Cut to my first 24-hour shift since owning the device, and I was counting down the minutes until my client went to bed so that I could see if the PlayStation Portal would not only work as well as I had hoped, but also if it was capable of playing the games that I wanted to use it for.
6pm rolls around, and I whip the Portal out quicker than you can say its name. I boot it up for the first time, connect to the internet (which isn’t great at the client’s house, by the way), perform all the necessary updates, and connect to my PS5 console remotely — and I’m shocked that it just works seamlessly. My PS5 home screen is quite literally in the palm of my hands, and I’m smiling from ear to ear.
For a bit of extra context, I am in a long-distance relationship. I live near Birmingham, and my partner lives near Liverpool. I drive down weekly to spend time there, and, in the meantime, my PlayStation 5 console lives there to save me hauling it back and forth each week. So, the fact that I’m sitting at work almost two hours away on my PS5 is extraordinary to me.

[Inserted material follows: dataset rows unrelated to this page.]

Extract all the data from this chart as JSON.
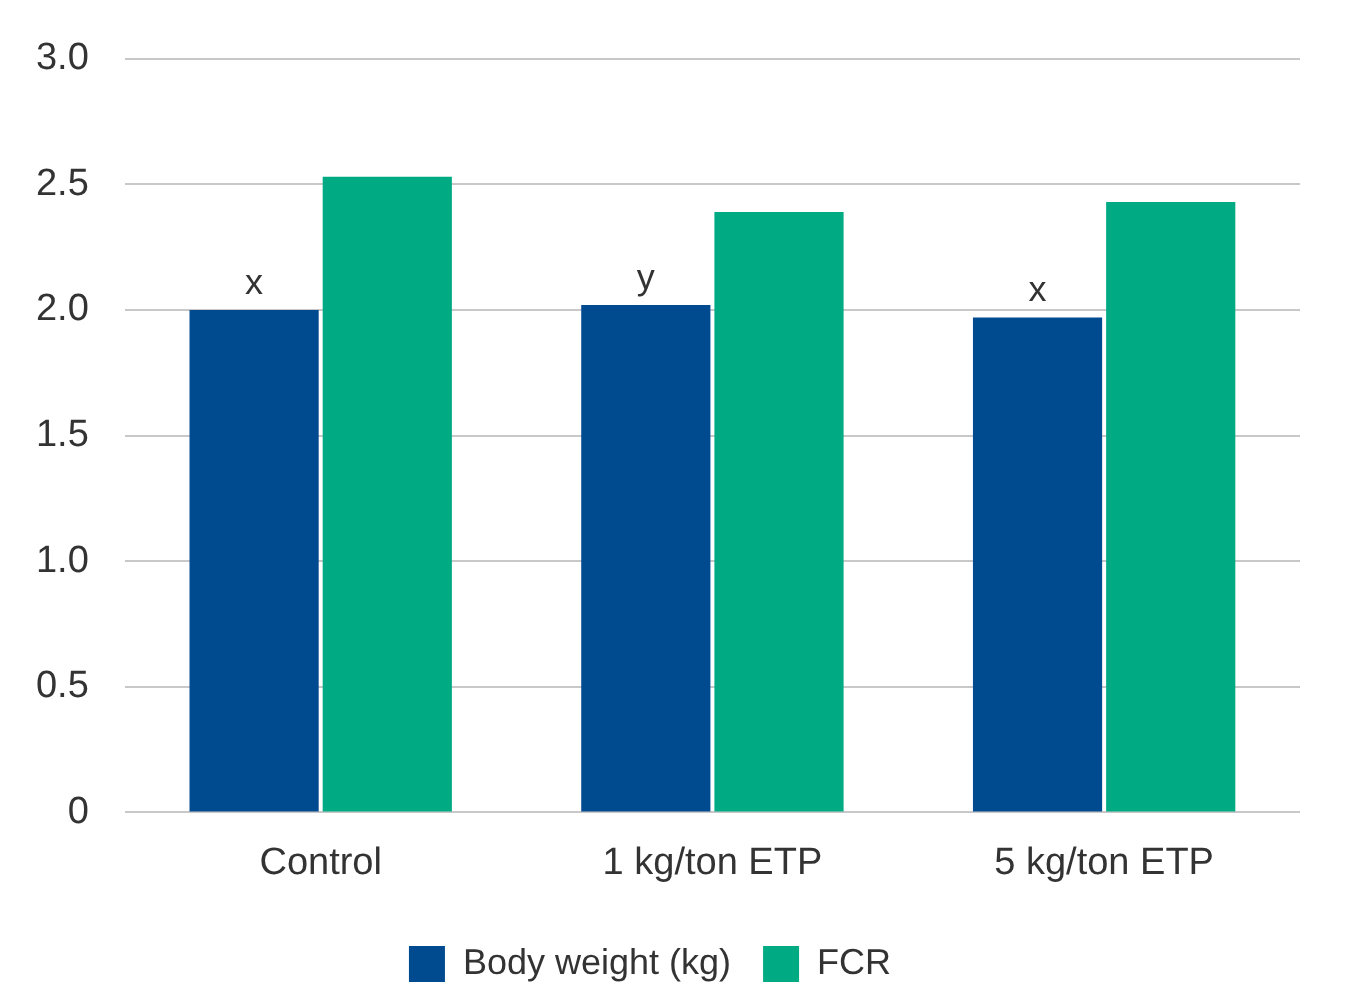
{
  "chart_data": {
    "type": "bar",
    "categories": [
      "Control",
      "1 kg/ton ETP",
      "5 kg/ton ETP"
    ],
    "series": [
      {
        "name": "Body weight (kg)",
        "color": "#004a8f",
        "values": [
          2.0,
          2.02,
          1.97
        ]
      },
      {
        "name": "FCR",
        "color": "#00ab84",
        "values": [
          2.53,
          2.39,
          2.43
        ]
      }
    ],
    "ylim": [
      0,
      3
    ],
    "yticks": [
      0,
      {
        "value": 0.5,
        "label": "0.5"
      },
      {
        "value": 1,
        "label": "1.0"
      },
      {
        "value": 1.5,
        "label": "1.5"
      },
      {
        "value": 2,
        "label": "2.0"
      },
      {
        "value": 2.5,
        "label": "2.5"
      },
      {
        "value": 3,
        "label": "3.0"
      }
    ],
    "grid": "y",
    "legend": "bottom",
    "annotations": [
      {
        "text": "x",
        "x": "Control",
        "y": 2.0
      },
      {
        "text": "y",
        "x": "1 kg/ton ETP",
        "y": 2.02
      },
      {
        "text": "x",
        "x": "5 kg/ton ETP",
        "y": 1.97
      }
    ]
  }
}
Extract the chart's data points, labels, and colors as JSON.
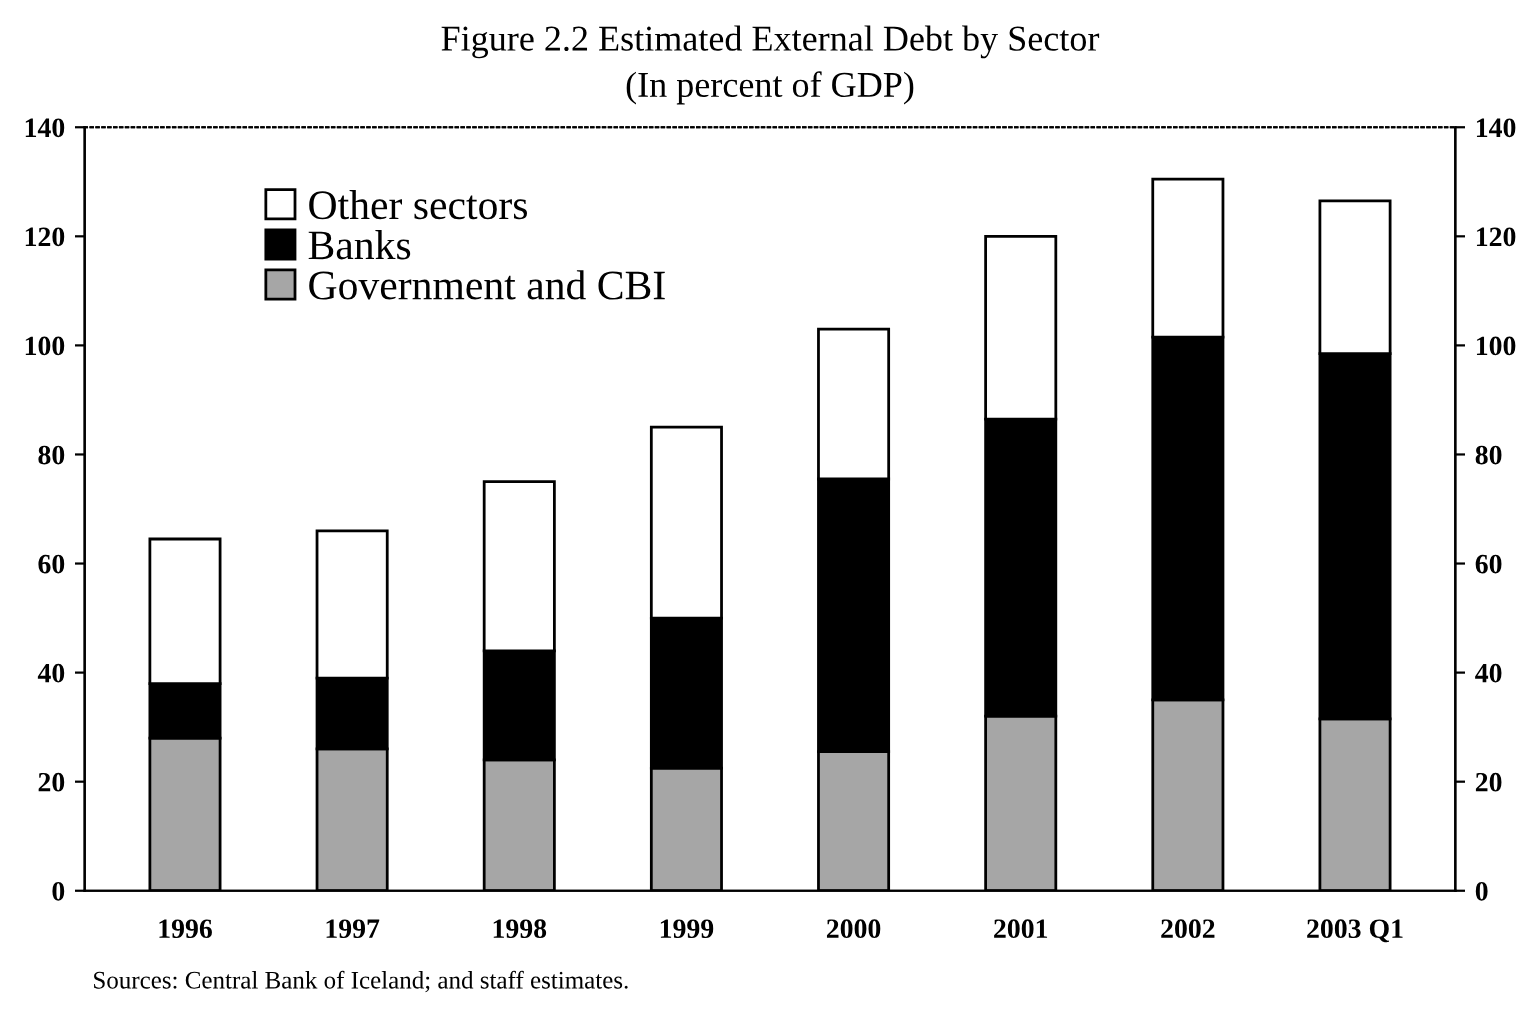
{
  "chart_data": {
    "type": "bar",
    "title": "Figure 2.2 Estimated External Debt by Sector",
    "subtitle": "(In percent of GDP)",
    "categories": [
      "1996",
      "1997",
      "1998",
      "1999",
      "2000",
      "2001",
      "2002",
      "2003 Q1"
    ],
    "stacked": true,
    "series": [
      {
        "name": "Government and CBI",
        "color": "#a6a6a6",
        "values": [
          28,
          26,
          24,
          22.5,
          25.5,
          32,
          35,
          31.5
        ]
      },
      {
        "name": "Banks",
        "color": "#000000",
        "values": [
          10,
          13,
          20,
          27.5,
          50,
          54.5,
          66.5,
          67
        ]
      },
      {
        "name": "Other sectors",
        "color": "#ffffff",
        "values": [
          26.5,
          27,
          31,
          35,
          27.5,
          33.5,
          29,
          28
        ]
      }
    ],
    "ylim": [
      0,
      140
    ],
    "yticks": [
      0,
      20,
      40,
      60,
      80,
      100,
      120,
      140
    ],
    "y2lim": [
      0,
      140
    ],
    "y2ticks": [
      0,
      20,
      40,
      60,
      80,
      100,
      120,
      140
    ],
    "legend": "top left",
    "grid": false,
    "annotations": [
      "Sources: Central Bank of Iceland; and staff estimates."
    ]
  }
}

I choose to load up a game I’ve played many times over, but had yet to experience on my PlayStation, and that’s Borderlands Game of the Year edition. I played it for hours and had a blast. The device worked flawlessly for me, with no latency issues or disconnections.
PS5 play without boundaries
Since then, every shift I’m on, I will bring my PlayStation Portal, and come 6pm, I will play something that I’ve been meaning to for a long while. I’ve played through the entirety of Borderlands, Immortals Fenyx Rising, and I’ve started Avatar: Frontiers of Pandora. These are games that I wouldn’t have touched had I not had the PlayStation Portal.
I find myself having more time for games than ever before, and at a time I would’ve likely spent hours aimlessly scrolling on my phone or even just heading to bed out of sheer boredom. Instead, thanks to the PlayStation Portal, I’m getting the love I once had for games when I had all the time in the world to play them back.
I’m just one person of many who could and would get enjoyment and use from the PlayStation Portal. I can see it being beneficial for parents who struggle to get that gaming time in due to needing to keep their little ones occupied with the TV, or even in a situation where you can use the PlayStation Portal while your partner watches their favourite show on the TV.
Yes, I hope the device has more capabilities in the future, but for now, it’s delivering something to me that I haven’t had in a good while – time for gaming.
This is my story, and I hope it helps to give some explanation as to why the PlayStation Portal was a much-needed device for a not-so-small group of people.